The problem with this second economic slowdown is that it leads to disappointing tax revenues. Low economic growth leads to lower tax receipts (lower income tax, lower VAT). The budget deficit fell at a slower rate than the government predicted, which led to a prolonged period of austerity.

Many economists argued that with the economy growing slowly – it was the wrong time to tighten fiscal policy. It would have been better to focus on increasing the rate of economic growth and reduce the budget deficit later – when the economy was in a stronger position.

What determines the success of fiscal tightening?

What else is happening in the economy? In 2010, the UK economy was weak, global growth was low. Also, interest rates were already close to zero. This meant that fiscal tightening could not be offset by a loosening of monetary policy.

By comparison, in the 1990s, Canada successfully reduced its federal deficit – without causing lower economic growth. In the 1990s, Canada increased taxes and cut government spending but, at the same time it cut interest rates and saw a devaluation in the Canadian Dollar. This enabled the economy to continue to grow – despite the effect of tight fiscal policy on demand.

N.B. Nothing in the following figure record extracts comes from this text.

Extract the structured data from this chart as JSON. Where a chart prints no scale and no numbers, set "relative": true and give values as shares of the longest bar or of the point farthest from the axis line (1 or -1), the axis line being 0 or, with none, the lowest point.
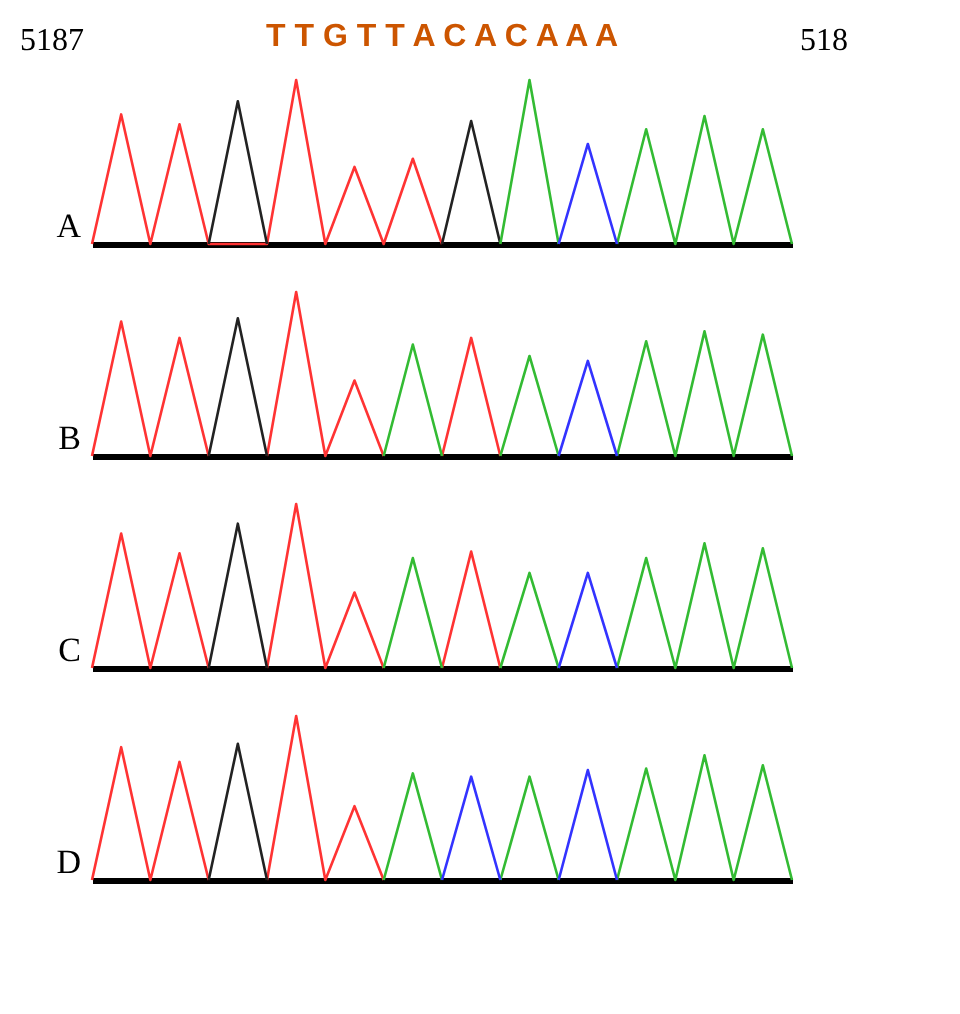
{
  "chart_data": [
    {
      "type": "line",
      "relative": true,
      "title": "T T G T T A C A C A A A",
      "annotations": [
        "5187",
        "518"
      ],
      "ylabel": "A",
      "tick_labels": false,
      "categories": [
        null,
        null,
        null,
        null,
        null,
        null,
        null,
        null,
        null,
        null,
        null,
        null,
        null,
        null,
        null,
        null,
        null,
        null,
        null,
        null,
        null,
        null,
        null,
        null,
        null
      ],
      "series": [
        {
          "color": "#ff3333",
          "values": [
            0,
            0.79,
            0,
            0.73,
            0,
            0,
            0,
            1,
            0,
            0.47,
            0,
            0.52,
            0,
            null,
            null,
            null,
            null,
            null,
            null,
            null,
            null,
            null,
            null,
            null,
            null
          ]
        },
        {
          "color": "#222222",
          "values": [
            null,
            null,
            null,
            null,
            0,
            0.87,
            0,
            null,
            null,
            null,
            null,
            null,
            0,
            0.75,
            0,
            null,
            null,
            null,
            null,
            null,
            null,
            null,
            null,
            null,
            null
          ]
        },
        {
          "color": "#33bb33",
          "values": [
            null,
            null,
            null,
            null,
            null,
            null,
            null,
            null,
            null,
            null,
            null,
            null,
            null,
            null,
            0,
            1,
            0,
            null,
            0,
            0.7,
            0,
            0.78,
            0,
            0.7,
            0
          ]
        },
        {
          "color": "#3333ff",
          "values": [
            null,
            null,
            null,
            null,
            null,
            null,
            null,
            null,
            null,
            null,
            null,
            null,
            null,
            null,
            null,
            null,
            0,
            0.61,
            0,
            null,
            null,
            null,
            null,
            null,
            null
          ]
        }
      ]
    },
    {
      "type": "line",
      "relative": true,
      "ylabel": "B",
      "tick_labels": false,
      "categories": [
        null,
        null,
        null,
        null,
        null,
        null,
        null,
        null,
        null,
        null,
        null,
        null,
        null,
        null,
        null,
        null,
        null,
        null,
        null,
        null,
        null,
        null,
        null,
        null,
        null
      ],
      "series": [
        {
          "color": "#ff3333",
          "values": [
            0,
            0.82,
            0,
            0.72,
            0,
            null,
            0,
            1,
            0,
            0.46,
            0,
            null,
            0,
            0.72,
            0,
            null,
            null,
            null,
            null,
            null,
            null,
            null,
            null,
            null,
            null
          ]
        },
        {
          "color": "#222222",
          "values": [
            null,
            null,
            null,
            null,
            0,
            0.84,
            0,
            null,
            null,
            null,
            null,
            null,
            null,
            null,
            null,
            null,
            null,
            null,
            null,
            null,
            null,
            null,
            null,
            null,
            null
          ]
        },
        {
          "color": "#33bb33",
          "values": [
            null,
            null,
            null,
            null,
            null,
            null,
            null,
            null,
            null,
            null,
            0,
            0.68,
            0,
            null,
            0,
            0.61,
            0,
            null,
            0,
            0.7,
            0,
            0.76,
            0,
            0.74,
            0
          ]
        },
        {
          "color": "#3333ff",
          "values": [
            null,
            null,
            null,
            null,
            null,
            null,
            null,
            null,
            null,
            null,
            null,
            null,
            null,
            null,
            null,
            null,
            0,
            0.58,
            0,
            null,
            null,
            null,
            null,
            null,
            null
          ]
        }
      ]
    },
    {
      "type": "line",
      "relative": true,
      "ylabel": "C",
      "tick_labels": false,
      "categories": [
        null,
        null,
        null,
        null,
        null,
        null,
        null,
        null,
        null,
        null,
        null,
        null,
        null,
        null,
        null,
        null,
        null,
        null,
        null,
        null,
        null,
        null,
        null,
        null,
        null
      ],
      "series": [
        {
          "color": "#ff3333",
          "values": [
            0,
            0.82,
            0,
            0.7,
            0,
            null,
            0,
            1,
            0,
            0.46,
            0,
            null,
            0,
            0.71,
            0,
            null,
            null,
            null,
            null,
            null,
            null,
            null,
            null,
            null,
            null
          ]
        },
        {
          "color": "#222222",
          "values": [
            null,
            null,
            null,
            null,
            0,
            0.88,
            0,
            null,
            null,
            null,
            null,
            null,
            null,
            null,
            null,
            null,
            null,
            null,
            null,
            null,
            null,
            null,
            null,
            null,
            null
          ]
        },
        {
          "color": "#33bb33",
          "values": [
            null,
            null,
            null,
            null,
            null,
            null,
            null,
            null,
            null,
            null,
            0,
            0.67,
            0,
            null,
            0,
            0.58,
            0,
            null,
            0,
            0.67,
            0,
            0.76,
            0,
            0.73,
            0
          ]
        },
        {
          "color": "#3333ff",
          "values": [
            null,
            null,
            null,
            null,
            null,
            null,
            null,
            null,
            null,
            null,
            null,
            null,
            null,
            null,
            null,
            null,
            0,
            0.58,
            0,
            null,
            null,
            null,
            null,
            null,
            null
          ]
        }
      ]
    },
    {
      "type": "line",
      "relative": true,
      "ylabel": "D",
      "tick_labels": false,
      "categories": [
        null,
        null,
        null,
        null,
        null,
        null,
        null,
        null,
        null,
        null,
        null,
        null,
        null,
        null,
        null,
        null,
        null,
        null,
        null,
        null,
        null,
        null,
        null,
        null,
        null
      ],
      "series": [
        {
          "color": "#ff3333",
          "values": [
            0,
            0.81,
            0,
            0.72,
            0,
            null,
            0,
            1,
            0,
            0.45,
            0,
            null,
            null,
            null,
            null,
            null,
            null,
            null,
            null,
            null,
            null,
            null,
            null,
            null,
            null
          ]
        },
        {
          "color": "#222222",
          "values": [
            null,
            null,
            null,
            null,
            0,
            0.83,
            0,
            null,
            null,
            null,
            null,
            null,
            null,
            null,
            null,
            null,
            null,
            null,
            null,
            null,
            null,
            null,
            null,
            null,
            null
          ]
        },
        {
          "color": "#33bb33",
          "values": [
            null,
            null,
            null,
            null,
            null,
            null,
            null,
            null,
            null,
            null,
            0,
            0.65,
            0,
            null,
            0,
            0.63,
            0,
            null,
            0,
            0.68,
            0,
            0.76,
            0,
            0.7,
            0
          ]
        },
        {
          "color": "#3333ff",
          "values": [
            null,
            null,
            null,
            null,
            null,
            null,
            null,
            null,
            null,
            null,
            null,
            null,
            0,
            0.63,
            0,
            null,
            0,
            0.67,
            0,
            null,
            null,
            null,
            null,
            null,
            null
          ]
        }
      ]
    }
  ]
}
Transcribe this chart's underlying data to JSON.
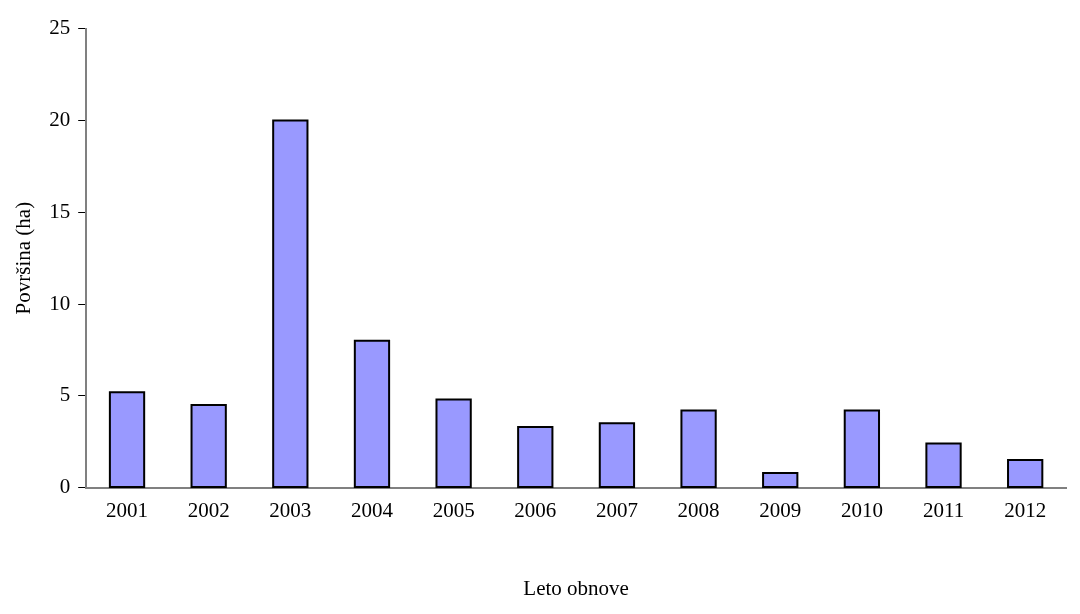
{
  "chart_data": {
    "type": "bar",
    "xlabel": "Leto obnove",
    "ylabel": "Površina (ha)",
    "categories": [
      "2001",
      "2002",
      "2003",
      "2004",
      "2005",
      "2006",
      "2007",
      "2008",
      "2009",
      "2010",
      "2011",
      "2012"
    ],
    "values": [
      5.2,
      4.5,
      20.0,
      8.0,
      4.8,
      3.3,
      3.5,
      4.2,
      0.8,
      4.2,
      2.4,
      1.5
    ],
    "color": "#9999ff",
    "ylim": [
      0,
      25
    ],
    "yticks": [
      0,
      5,
      10,
      15,
      20,
      25
    ],
    "grid": false,
    "legend": false
  }
}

Automatic stabilisers vs Discretionary stabilisers. If the economy grows – then automatic stabilisers will lead to improved tax revenues and lower government spending. The US saw an improvement in its budget deficit from 2010-17 because the economy was growing fairly consistently. In the case of the US, there wasn’t a need for austerity, but it was higher growth that enabled the improvement in public sector finances.


The tightening of US fiscal policy – mostly achieved by higher rates of economic growth.